Discover why 87% of crypto firms in the UK fail to meet registration standards, citing weak anti-money laundering (AML) protocols and fraud protection. Learn how lengthy approval processes are driving companies abroad.
The UK’s Financial Conduct Authority (FCA) has taken a strict stance on crypto companies, with a staggering 87% of registration applications failing to meet required standards for approval in the most recent fiscal year. Between April 2023 and March 2024, only 4 out of 35 applications received approval, with notable successes including Binance’s payment partner BNXA, PayPal UK, and the crypto custody joint venture Komainu. Most other firms were either rejected or withdrew their applications due to failures in meeting anti-money laundering (AML) and fraud protection requirements.

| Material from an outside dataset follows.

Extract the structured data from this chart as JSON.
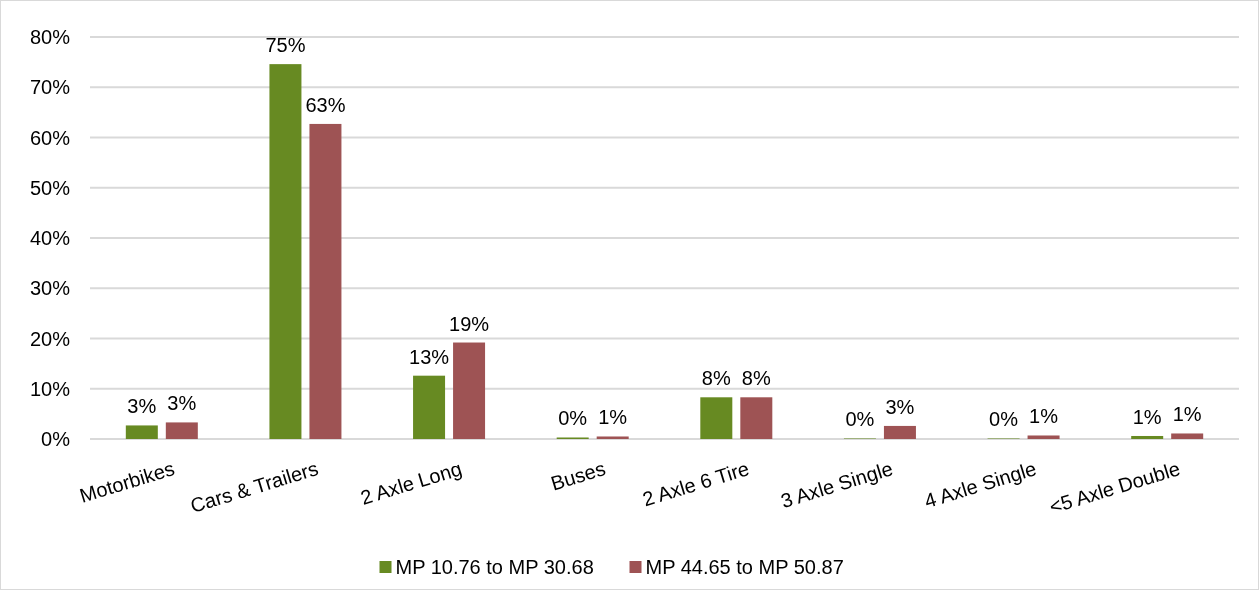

Since 2020, the FCA has been responsible for overseeing crypto firms under its AML regulations. However, many companies have criticized the process, citing lengthy wait times and a lack of clarity during the registration process. The average wait for approval is reported to be 459 days, and over the past three years, 186 companies have chosen to withdraw their applications altogether. This has led many firms to consider registering in other jurisdictions to avoid these delays and still serve UK customers.

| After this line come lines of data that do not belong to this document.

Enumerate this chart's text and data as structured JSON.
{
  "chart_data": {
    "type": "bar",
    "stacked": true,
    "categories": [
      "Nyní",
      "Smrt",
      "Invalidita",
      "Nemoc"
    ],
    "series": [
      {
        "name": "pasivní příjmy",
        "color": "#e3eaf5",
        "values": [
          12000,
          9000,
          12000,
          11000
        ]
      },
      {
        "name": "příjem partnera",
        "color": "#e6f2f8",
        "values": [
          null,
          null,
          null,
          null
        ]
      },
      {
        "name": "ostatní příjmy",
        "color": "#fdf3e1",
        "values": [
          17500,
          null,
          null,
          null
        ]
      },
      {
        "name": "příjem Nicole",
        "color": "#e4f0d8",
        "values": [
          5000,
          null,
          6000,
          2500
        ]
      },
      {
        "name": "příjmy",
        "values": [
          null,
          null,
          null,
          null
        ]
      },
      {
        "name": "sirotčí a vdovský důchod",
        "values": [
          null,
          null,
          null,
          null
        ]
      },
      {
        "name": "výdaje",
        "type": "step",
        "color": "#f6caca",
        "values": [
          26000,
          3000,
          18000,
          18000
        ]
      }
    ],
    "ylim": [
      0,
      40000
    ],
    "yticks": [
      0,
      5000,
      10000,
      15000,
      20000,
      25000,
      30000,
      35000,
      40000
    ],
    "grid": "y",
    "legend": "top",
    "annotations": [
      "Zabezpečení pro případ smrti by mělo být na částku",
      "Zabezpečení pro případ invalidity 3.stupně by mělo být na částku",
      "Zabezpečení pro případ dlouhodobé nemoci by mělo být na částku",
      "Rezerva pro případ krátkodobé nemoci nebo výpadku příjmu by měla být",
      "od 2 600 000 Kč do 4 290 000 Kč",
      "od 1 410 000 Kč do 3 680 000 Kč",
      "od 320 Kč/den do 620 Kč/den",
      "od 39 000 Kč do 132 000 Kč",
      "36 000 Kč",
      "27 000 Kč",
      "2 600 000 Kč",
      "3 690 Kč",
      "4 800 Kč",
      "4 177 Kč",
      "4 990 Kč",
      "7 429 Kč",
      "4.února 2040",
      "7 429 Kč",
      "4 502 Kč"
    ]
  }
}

The FCA’s annual report highlights the issue: many of the rejected applications either lacked key components for assessment or provided incomplete submissions, further complicating the process. Additionally, in June 2023, the FCA introduced a new “financial promotion perimeter” to regulate crypto advertising, ensuring that such promotions are clear, fair, and not misleading to the public. The regulator also pointed out an increase in consumer awareness about crypto scams, with 63% of those who contacted the FCA about potential scams doing so before investing, a slight rise from 2023.
While the regulator’s stringent approach is meant to ensure robust fraud and AML protocols, the drawn-out registration process has led some to question whether London remains competitive as a global crypto hub. Experts, including legal firms, warn that if the UK continues to experience such long delays and regulatory bottlenecks, more companies may seek opportunities in other countries.